Best: 0.7893166422843934 using {'optimizer': 'RMSprop'}
Means: 0.7348248481750488, Stdev: 0.011299655878343624 with: {'optimizer': 'SGD'}
Means: 0.7893166422843934, Stdev: 0.014089292449175497 with: {'optimizer': 'RMSprop'}
Means: 0.784165358543396, Stdev: 0.00972925385076679 with: {'optimizer': 'Adagrad'}
Means: 0.7300333619117737, Stdev: 0.013374783588156563 with: {'optimizer': 'Adadelta'}
Means: 0.7552377343177795, Stdev: 0.013983304669407372 with: {'optimizer': 'Adam'}
Means: 0.7520410537719726, Stdev: 0.020348469786460734 with: {'optimizer': 'Adamax'}
Means: 0.7598482966423035, Stdev: 0.03155538913317772 with: {'optimizer': 'Nadam'}


#### Model 4

In [54]:
# fix random seed for reproducibility
seed = 7
np.random.seed(seed)

# Function to create model, required for KerasClassifier
def create_model(activation = 'relu'):
    model = Sequential()
    model.add(Dense(64, activation = activation, input_shape=(inputs,)))
    model.add(Dense(32, activation = activation))
    model.add(Dropout(rate=0.2))
    model.add(Dense(1, activation='sigmoid'))  
    
    #Compile model
    model.compile(loss = "binary_crossentropy", optimizer = 'RMSprop', metrics=['accuracy'])
    return model

# create model
model = KerasClassifier(build_fn=create_model, epochs=75, batch_size=20, verbose=0) 

# define the grid search parameters
activation = ['softmax', 'softplus', 'softsign', 'relu', 'tanh', 'sigmoid', 'hard_sigmoid', 'linear']
param_grid = dict(activation=activation)

# Create Grid Search
grid = GridSearchCV(estimator=model, param_grid=param_grid, n_jobs=1)
grid_result = grid.fit(X_train, y_train)

# Report Results
print(f"Best: {grid_result.best_score_} using {grid_result.best_params_}")
search = grid_result.best_params_
means = grid_result.cv_results_['mean_test_score']
stds = grid_result.cv_results_['std_test_score']
params = grid_result.cv_results_['params']
for mean, stdev, param in zip(means, stds, params):
    print(f"Means: {mean}, Stdev: {stdev} with: {param}") 

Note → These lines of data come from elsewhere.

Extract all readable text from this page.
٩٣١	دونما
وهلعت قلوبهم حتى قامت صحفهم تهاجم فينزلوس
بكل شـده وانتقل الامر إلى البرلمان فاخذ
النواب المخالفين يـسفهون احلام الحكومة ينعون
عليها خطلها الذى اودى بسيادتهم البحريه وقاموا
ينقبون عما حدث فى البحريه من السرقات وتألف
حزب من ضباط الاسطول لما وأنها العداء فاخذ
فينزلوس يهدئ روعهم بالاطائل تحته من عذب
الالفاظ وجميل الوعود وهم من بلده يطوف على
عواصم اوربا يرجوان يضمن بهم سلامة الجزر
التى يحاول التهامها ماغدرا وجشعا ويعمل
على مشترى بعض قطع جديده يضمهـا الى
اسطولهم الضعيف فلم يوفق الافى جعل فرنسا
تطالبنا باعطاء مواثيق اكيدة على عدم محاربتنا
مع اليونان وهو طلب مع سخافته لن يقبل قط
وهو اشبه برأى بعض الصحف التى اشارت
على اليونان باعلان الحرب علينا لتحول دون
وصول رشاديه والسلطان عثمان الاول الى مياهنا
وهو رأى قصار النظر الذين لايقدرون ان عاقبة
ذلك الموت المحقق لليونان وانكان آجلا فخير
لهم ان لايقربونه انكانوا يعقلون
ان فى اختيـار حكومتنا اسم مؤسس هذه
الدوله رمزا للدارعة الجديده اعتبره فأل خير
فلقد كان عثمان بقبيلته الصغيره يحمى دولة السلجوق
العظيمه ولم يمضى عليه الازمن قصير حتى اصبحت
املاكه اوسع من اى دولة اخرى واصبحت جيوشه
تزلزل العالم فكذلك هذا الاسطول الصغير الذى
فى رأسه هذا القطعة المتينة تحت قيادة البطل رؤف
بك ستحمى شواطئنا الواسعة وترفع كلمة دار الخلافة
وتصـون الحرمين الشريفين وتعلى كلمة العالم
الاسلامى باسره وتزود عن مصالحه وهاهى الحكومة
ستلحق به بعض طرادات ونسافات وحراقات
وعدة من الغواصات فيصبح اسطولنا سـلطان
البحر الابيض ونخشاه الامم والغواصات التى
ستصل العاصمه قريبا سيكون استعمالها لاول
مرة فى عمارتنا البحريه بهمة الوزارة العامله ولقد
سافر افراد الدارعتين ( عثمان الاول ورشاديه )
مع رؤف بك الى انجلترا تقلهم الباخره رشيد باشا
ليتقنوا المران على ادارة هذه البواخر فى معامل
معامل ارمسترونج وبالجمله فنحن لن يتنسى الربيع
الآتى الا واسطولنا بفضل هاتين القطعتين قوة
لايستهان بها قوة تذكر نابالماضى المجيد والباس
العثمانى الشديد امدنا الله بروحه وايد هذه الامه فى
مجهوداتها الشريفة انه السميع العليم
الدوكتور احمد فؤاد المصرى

Best: 0.7839880466461182 using {'activation': 'softsign'}
Means: 0.696493637561798, Stdev: 0.09437899483369952 with: {'activation': 'softmax'}
Means: 0.7731631755828857, Stdev: 0.02304453866013961 with: {'activation': 'softplus'}
Means: 0.7839880466461182, Stdev: 0.013022461774514788 with: {'activation': 'softsign'}
Means: 0.7706777334213257, Stdev: 0.022454343441841586 with: {'activation': 'relu'}
Means: 0.7660635828971862, Stdev: 0.01773752962319886 with: {'activation': 'tanh'}
Means: 0.7593190670013428, Stdev: 0.017661071944078267 with: {'activation': 'sigmoid'}
Means: 0.7671259760856628, Stdev: 0.01984849571658241 with: {'activation': 'hard_sigmoid'}
Means: 0.7797247052192688, Stdev: 0.018782291651571255 with: {'activation': 'linear'}


## Stretch Goals:

- Try to implement Random Search Hyperparameter Tuning on this dataset
- Try to implement Bayesian Optimiation tuning on this dataset using hyperas or hyperopt (if you're brave)
- Practice hyperparameter tuning other datasets that we have looked at. How high can you get MNIST? Above 99%?
- Study for the Sprint Challenge
 - Can you implement both perceptron and MLP models from scratch with forward and backpropagation?
 - Can you implement both perceptron and MLP models in keras and tune their hyperparameters with cross validation?